ГРАНОВСКОГО, 4
Не родился, не вырос на улице имени Герцена,
не ходил в детский сад по маршруту, которого нет
Я попал сюда в годы, когда начиналась коммерция
и Манеж перекрасили в ярко-оранжевый цвет.
1.
"И чем же все закончилось?" — "Наш дом
купили то ли шведы, то ли финны,
и наше коммунальное гнездо
за сорок восемь мартовских часов
разворошили".
"А ты?"
"А я свалился с гриппом,
который по Москве гулял в ту пору
(грешили бабки на комету,
которая прошла так низко,
что желтым шлейфом город наш задела).
Короче, у меня был жар под сорок,
поэтому детали переезда
я не запомнил".
"А твой сосед?" — "Который?" — "Монте-Кристо!

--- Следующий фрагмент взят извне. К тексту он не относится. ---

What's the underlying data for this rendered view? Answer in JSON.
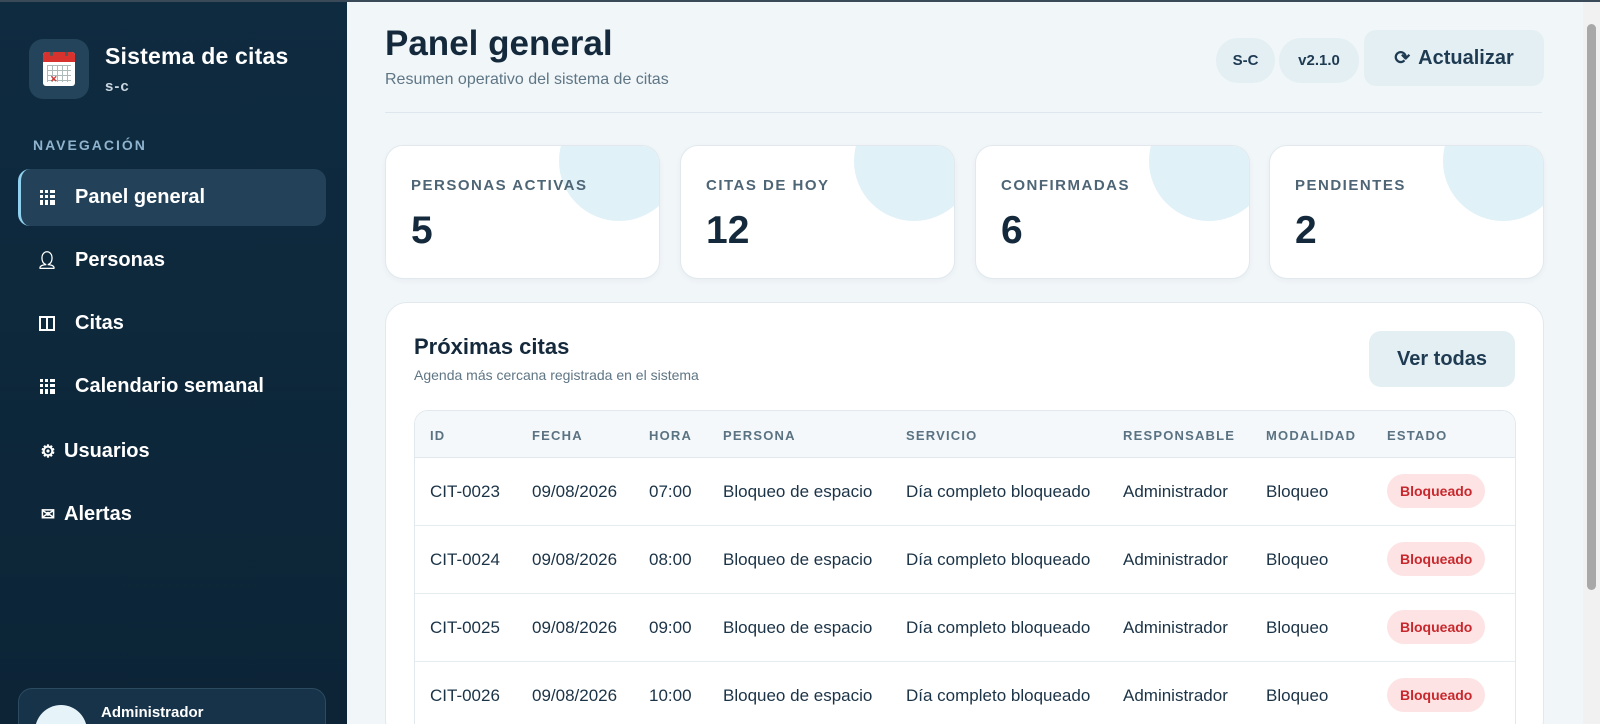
{
  "app": {
    "title": "Sistema de citas",
    "subtitle": "s-c"
  },
  "sidebar": {
    "heading": "NAVEGACIÓN",
    "items": [
      {
        "label": "Panel general",
        "icon": "grid-icon",
        "active": true
      },
      {
        "label": "Personas",
        "icon": "person-icon"
      },
      {
        "label": "Citas",
        "icon": "book-icon"
      },
      {
        "label": "Calendario semanal",
        "icon": "calendar-grid-icon"
      },
      {
        "label": "Usuarios",
        "icon": "gear-icon"
      },
      {
        "label": "Alertas",
        "icon": "mail-icon"
      }
    ],
    "user": {
      "name": "Administrador"
    }
  },
  "header": {
    "title": "Panel general",
    "subtitle": "Resumen operativo del sistema de citas",
    "badge_sc": "S-C",
    "badge_version": "v2.1.0",
    "refresh_label": "Actualizar"
  },
  "stats": [
    {
      "label": "PERSONAS ACTIVAS",
      "value": "5"
    },
    {
      "label": "CITAS DE HOY",
      "value": "12"
    },
    {
      "label": "CONFIRMADAS",
      "value": "6"
    },
    {
      "label": "PENDIENTES",
      "value": "2"
    }
  ],
  "appointments": {
    "title": "Próximas citas",
    "subtitle": "Agenda más cercana registrada en el sistema",
    "view_all_label": "Ver todas",
    "columns": [
      "ID",
      "FECHA",
      "HORA",
      "PERSONA",
      "SERVICIO",
      "RESPONSABLE",
      "MODALIDAD",
      "ESTADO"
    ],
    "rows": [
      {
        "id": "CIT-0023",
        "fecha": "09/08/2026",
        "hora": "07:00",
        "persona": "Bloqueo de espacio",
        "servicio": "Día completo bloqueado",
        "responsable": "Administrador",
        "modalidad": "Bloqueo",
        "estado": "Bloqueado"
      },
      {
        "id": "CIT-0024",
        "fecha": "09/08/2026",
        "hora": "08:00",
        "persona": "Bloqueo de espacio",
        "servicio": "Día completo bloqueado",
        "responsable": "Administrador",
        "modalidad": "Bloqueo",
        "estado": "Bloqueado"
      },
      {
        "id": "CIT-0025",
        "fecha": "09/08/2026",
        "hora": "09:00",
        "persona": "Bloqueo de espacio",
        "servicio": "Día completo bloqueado",
        "responsable": "Administrador",
        "modalidad": "Bloqueo",
        "estado": "Bloqueado"
      },
      {
        "id": "CIT-0026",
        "fecha": "09/08/2026",
        "hora": "10:00",
        "persona": "Bloqueo de espacio",
        "servicio": "Día completo bloqueado",
        "responsable": "Administrador",
        "modalidad": "Bloqueo",
        "estado": "Bloqueado"
      }
    ]
  },
  "colors": {
    "sidebar_bg": "#0f2b40",
    "accent": "#8fd1ee",
    "status_blocked": "#c8282d"
  }
}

Что стало с ним?" — "Бедняга воротился
спустя примерно месяц из больницы,
но вместо сказочной пещеры
увидел дом, где выставлены окна
и пусто в голых комнатах". —
"Как жаль..."
"Да, жаль... он, говорят, еще полгода
бродил вокруг да около развалин
и все смотрел, смотрел, смотрел...
Спал, говорят, он здесь же, во дворе,
одежда ветхая на нем рвалась и тлела,
и так он свой несчастный век
влачил, ни зверь, ни человек..."
"Как жаль...
...ну, а потом?" — "Потом прошло сто лет". —
"Не может быть!" — "...и целая страна,
как лодка в шторм, легла на дно пролива". —
"А что же дом?" — "А в нем теперь конторы,
и если кто-то помнит о минувшем,
то разве древоточцы в старых стенах,
когда не заменили эти стены".
Мне тридцать, ей — семнадцать.
Мы идем по Герцена навстречу
судьбе и в рюмочной садимся.
Еще далёко мне до олигарха,
но я коньяк заказываю лучший,
и Стасик нам приносит штоф, лимоны,
конфеты "Мишка", кофе — весь набор, —
и мы сидим под жёлтой лампой,
а за окном поблескивают лужи,
и желтый круг становится все уже.
2.
"Ты жил. Одна заря с другой
шли с интервалом в трое суток.
Когда не дождь, то снег зимой
спешил засыпать промежуток.
И по колено в октябре
ты объяснялся новым слогом,
и правил уличный размер,
и переписывал в эклогу..."
Так я писал на новенькой "Любаве".
(Была, была такая пишущая машинка.
В те времена она считалась хорошей,
и купить ее было трудно,
поэтому я очень гордился, что она у меня есть)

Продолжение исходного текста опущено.